Was that their plan for me? I doubted it a great deal. But I could see no reason now to balk them. Certainly it was to my interest to find the Xalite, get it aboard and start back. With Alan to help me—or possibly even alone, for that matter—I could navigate back to earth. The landing there, on one of the big flying fields, would be far less difficult than here. Meanwhile, I would watch my chance. And get a word alone with Alan if I could. I was still convinced that he wasn't the same stripe as these other two cold-blooded villains.
Duroh was questioning me now, and I answered him freely. A fairly rich deposit of the Xalite should be somewhere near here where we had landed. It would exist, probably as a strata in the metallic rock—not recognizable perhaps with the naked eye, but identifiable with the portable spectroscope.
"And with a pick and shovel we dig it out?" Duroh said. "You damn sure better find it, Taine, if you know what's good for you."
"I will if I can," I agreed.
Carruthers came back. "Come on down and rig up this gadget, Taine. Then we'll get on some heavy clothes and make a start."
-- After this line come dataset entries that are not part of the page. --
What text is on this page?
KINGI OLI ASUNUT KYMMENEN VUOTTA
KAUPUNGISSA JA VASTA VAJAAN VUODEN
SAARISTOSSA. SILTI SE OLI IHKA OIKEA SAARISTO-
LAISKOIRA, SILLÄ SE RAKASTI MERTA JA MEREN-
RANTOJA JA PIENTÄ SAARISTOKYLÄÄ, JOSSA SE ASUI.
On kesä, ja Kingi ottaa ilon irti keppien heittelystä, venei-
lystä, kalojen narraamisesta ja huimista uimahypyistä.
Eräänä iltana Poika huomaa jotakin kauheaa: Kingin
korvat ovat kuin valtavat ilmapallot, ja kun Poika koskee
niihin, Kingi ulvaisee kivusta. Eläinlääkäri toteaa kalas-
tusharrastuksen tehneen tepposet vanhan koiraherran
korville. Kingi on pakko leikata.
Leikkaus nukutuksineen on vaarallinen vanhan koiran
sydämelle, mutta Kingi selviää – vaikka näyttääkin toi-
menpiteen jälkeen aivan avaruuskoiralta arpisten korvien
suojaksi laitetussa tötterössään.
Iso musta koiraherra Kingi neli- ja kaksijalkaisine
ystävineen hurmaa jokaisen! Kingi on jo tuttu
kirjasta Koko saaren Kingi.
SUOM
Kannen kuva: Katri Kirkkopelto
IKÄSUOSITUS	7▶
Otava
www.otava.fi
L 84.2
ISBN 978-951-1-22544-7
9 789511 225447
Docilely I let them shove me down past our dim living quarters, into the base storeroom. I saw now that Carruthers had a heat-gun clipped to his belt with his knife. Alan apparently was unarmed. Dr. Livingston, I knew, had brought some weapons. They were in his sleeping room—more than these cut-throats had taken—but I had no way of getting to them now.
In the base-room I rigged the small spectroscope, with its lenses, prisms and batteries. Duroh brought us heavy trousers, boots, mackinaws and heavy caps.
"Now," he said, "we're about ready, aren't we? If that air out there is no good, we'll have to go through the midsection air-lock, with air-helmets. That the idea, Taine?"